The best way to see Tartu is by walking, so with guidebook in hand we set off. The Ema River bisects the city with the city centre and university rising up the western slope. At Raekoja Plats, a regal town hall looms over a cobble-stoned square lined by outdoor cafes with the patio umbrellas promoting the Tartu beer, A. le Coq (instead of Saku). Statues proliferate and we particularly enjoyed the bronze Oscar Wilde and Eduard Vilde casually chatting. Then we were on Tartu University (established 1632) campus, which is heavily treed and like a park. Especially impressive was the History Museum located in the majestic ruins of a cathedral, whose construction began in the 13th century. Then we came upon the much-photographed main university building with its dominating six tall Doric columns. Soon we were in 14th century St. John's Church with its almost 1000 terra cotta figurines. An orchestra was rehearsing, a reminder that Estonians love music and that the peaceful Singing Revolution helped the country gain its freedom. The church was in need of repair, perhaps not surprising since Estonia is the least religious country in the world.

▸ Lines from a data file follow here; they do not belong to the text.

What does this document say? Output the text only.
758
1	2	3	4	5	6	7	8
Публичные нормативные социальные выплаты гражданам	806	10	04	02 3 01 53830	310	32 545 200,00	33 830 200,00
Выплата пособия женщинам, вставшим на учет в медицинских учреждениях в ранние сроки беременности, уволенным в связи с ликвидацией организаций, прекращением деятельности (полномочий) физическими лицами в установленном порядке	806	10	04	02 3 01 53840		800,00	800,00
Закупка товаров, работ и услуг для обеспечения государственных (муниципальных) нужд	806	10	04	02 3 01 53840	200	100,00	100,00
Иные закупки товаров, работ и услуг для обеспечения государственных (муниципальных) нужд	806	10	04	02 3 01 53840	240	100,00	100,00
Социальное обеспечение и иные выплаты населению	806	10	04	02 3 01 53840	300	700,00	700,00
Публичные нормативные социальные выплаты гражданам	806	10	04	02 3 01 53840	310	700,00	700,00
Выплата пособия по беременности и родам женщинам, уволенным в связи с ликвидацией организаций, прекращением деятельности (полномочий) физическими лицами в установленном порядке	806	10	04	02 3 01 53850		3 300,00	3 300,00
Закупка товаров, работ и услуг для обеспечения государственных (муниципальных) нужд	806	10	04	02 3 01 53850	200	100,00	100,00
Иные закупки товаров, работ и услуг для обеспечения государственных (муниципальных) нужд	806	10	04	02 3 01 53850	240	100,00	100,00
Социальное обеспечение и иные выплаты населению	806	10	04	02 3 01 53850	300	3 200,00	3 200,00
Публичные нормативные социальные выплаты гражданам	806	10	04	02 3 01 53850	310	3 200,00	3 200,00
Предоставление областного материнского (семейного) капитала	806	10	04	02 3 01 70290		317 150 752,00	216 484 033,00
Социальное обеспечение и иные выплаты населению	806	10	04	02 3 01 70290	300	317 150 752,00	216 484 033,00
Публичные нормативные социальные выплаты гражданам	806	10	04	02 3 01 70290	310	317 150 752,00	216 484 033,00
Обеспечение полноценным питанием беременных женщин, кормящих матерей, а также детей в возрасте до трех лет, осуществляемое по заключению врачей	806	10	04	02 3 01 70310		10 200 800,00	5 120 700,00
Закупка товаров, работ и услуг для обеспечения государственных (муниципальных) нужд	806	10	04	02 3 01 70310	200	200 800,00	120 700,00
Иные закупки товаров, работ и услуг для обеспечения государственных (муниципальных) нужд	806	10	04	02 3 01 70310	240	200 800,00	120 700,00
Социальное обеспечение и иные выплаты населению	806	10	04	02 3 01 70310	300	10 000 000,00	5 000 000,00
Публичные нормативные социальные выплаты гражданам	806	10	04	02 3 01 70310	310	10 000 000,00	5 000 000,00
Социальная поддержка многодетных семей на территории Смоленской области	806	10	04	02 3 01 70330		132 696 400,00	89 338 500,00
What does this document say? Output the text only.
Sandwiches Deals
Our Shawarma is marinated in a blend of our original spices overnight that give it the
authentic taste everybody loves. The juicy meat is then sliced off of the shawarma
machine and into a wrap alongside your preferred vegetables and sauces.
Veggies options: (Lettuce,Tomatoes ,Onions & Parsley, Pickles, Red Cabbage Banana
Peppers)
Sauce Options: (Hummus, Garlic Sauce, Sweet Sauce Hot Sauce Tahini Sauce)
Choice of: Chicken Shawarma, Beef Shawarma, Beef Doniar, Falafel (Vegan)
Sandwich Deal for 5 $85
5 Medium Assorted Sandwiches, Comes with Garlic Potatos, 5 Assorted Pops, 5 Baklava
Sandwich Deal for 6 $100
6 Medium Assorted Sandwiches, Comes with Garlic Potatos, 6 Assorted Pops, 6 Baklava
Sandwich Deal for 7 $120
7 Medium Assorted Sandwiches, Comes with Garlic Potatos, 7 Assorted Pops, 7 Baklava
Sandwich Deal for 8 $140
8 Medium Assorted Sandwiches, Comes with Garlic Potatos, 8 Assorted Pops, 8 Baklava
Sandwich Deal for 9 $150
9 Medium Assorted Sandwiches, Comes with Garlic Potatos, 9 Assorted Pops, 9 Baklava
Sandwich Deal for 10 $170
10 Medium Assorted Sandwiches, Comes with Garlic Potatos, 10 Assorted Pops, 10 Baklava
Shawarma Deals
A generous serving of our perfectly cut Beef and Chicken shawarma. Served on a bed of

After two wonderful days we departed Tartu. At tiny Kavastu we bumped aboard an old one-car barge and were hand-winched across the Ema River. Estonia is a delightful mixture of old and new!
Driving north along the shore of Peipsi Lake, we passed through small villages where old ladies sold onions and smoked fish (suitsu kala) by the roadside. We could feel the Russian influence growing.
We arrived in Narva (95% Russian population) under dark ominous skies. The border crossing to Russia had long line-ups and menacing barbed wire, reminding me of John LeCarré's cold-war spy novels. Narva castle, however, is well preserved, attractive and, surprise, only a short cannon-shot across Narva River in Russia is the almost identical Ivanogrod Fortress.
I photographed Lenin's statue, in an out-of-the-way corner of the castle grounds, and later learned that heavy Russian pressure had prevented its consignment to the scrap heap after independence. The large Russian population in Estonia (25%) is certainly awkward. We were happy to turn the car westward and leave.
The Aqva Spa Hotel in Rakvere included an extensive indoor water park, saunas, a spa and lap-pools, which were packed with young and old. I rushed to the sauna, where the occupants tossed water on the rocks to welcome the newcomer. I sweated in the semi-dark, enjoying the sound of Estonian voices and the slapping of birch twigs against skin. In the morning we visited the Rakvere Castle and then drove westward.
Estonia is dotted with hundreds of manor houses, but none is finer than the baroque Palmse Manor in Lahemaa National Park. We wandered around its extensive, immaculate gardens, marvelling at the rich elegance, which contrasted with the relatively poor looking rural areas.
A short drive took us to pretty Käsmu on the Gulf of Finland, which has many trendy summer homes converted from old captains' houses. A cold wind carried rain as I walked along the shore, thinking of my mother who escaped, pregnant with me, from a shore like this in a crowded small boat in 1944.
A motorway carried us to Tallinn, where 'Agnes' naughtily directed us through the main square of Old Town – luckily, we weren't caught.
That evening, nursing a tume õlu (dark beer), I reflected on our immensely satisfying trip. I had learned that Eesti is about history and about people. It was heart-warming to meet relatives, and satisfying to see Estonia blossoming after 50 years of repression. I was proud to be Estonian, and regretted not having visited much earlier.